Eleanor Wachtel: The first story that you ever wrote, but didn't publish, was called "The Suicide of an American Girl," and then the second story, which you did publish, was called "To Hell with Dying." This was when you were just twenty and twenty-one. I don't want to put too much weight on the titles, but what happened to get you from "The Suicide of an American Girl" to "To Hell with Dying"?
Alice Walker: Well, just life itself. After a while, the thought of suicide as the remedy, which takes you out of the picture but leaves this wonderful earth that you would be missing, started to pall and my love of life won over. I realized I would miss the smallest things in life. I just had a friend visiting me in the country over the weekend - she put them in a bowl and every time I passed by I would smell these oranges and I finally stopped in my tracks and stuck my whole head in the bowl, smelling those oranges, and I said to her, "You know, when I'm dead, this is what I'll miss." They reminded me of the oranges of my childhood, when one orange would perfume the whole room and it was the most amazing thing.
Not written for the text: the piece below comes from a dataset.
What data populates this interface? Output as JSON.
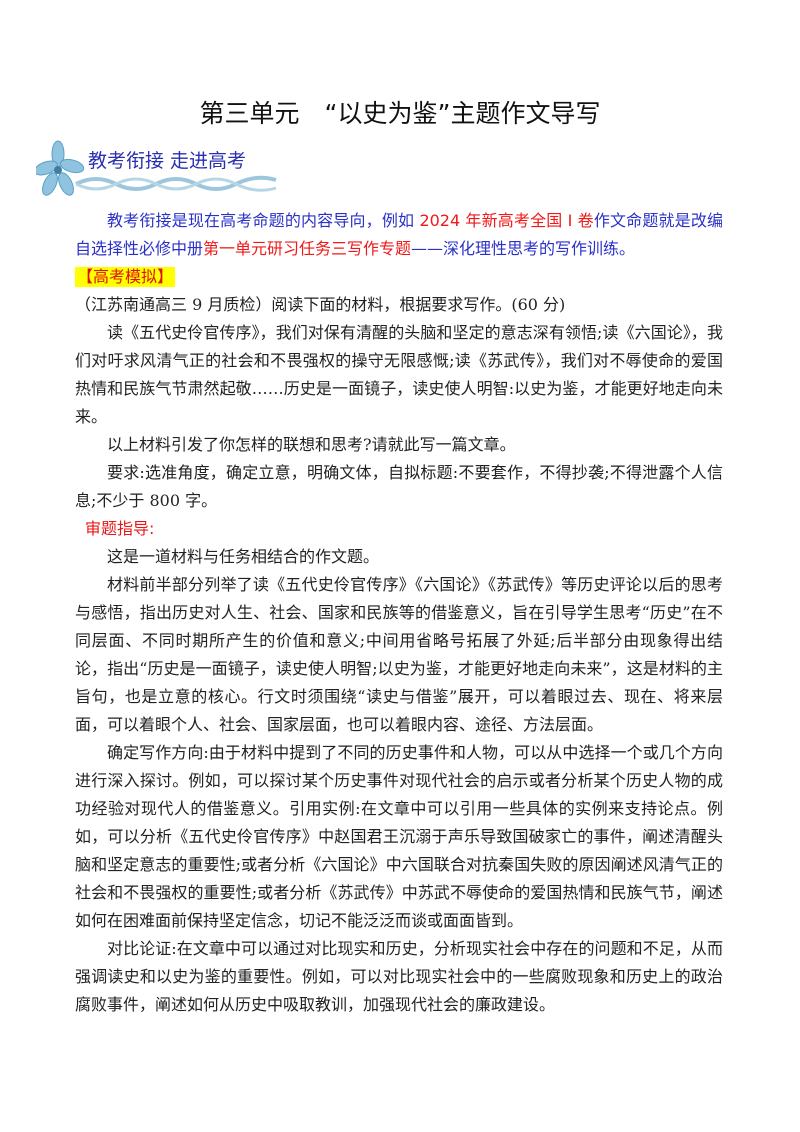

It was like having a very small sun that had a scent in the room with you. And it's as basic as that. The scent of an orange, the feel of the breeze, how water feels when you get in it when it's really cold in a creek. Whatever madness is going on in the world that seems impossible, there's also the orange and the stream and the breeze.
- Alice Walker, in conversation with Eleanor Wachtel. As published in More Writers & Company: New Conversations with CBC Radio's Eleanor Wachtel.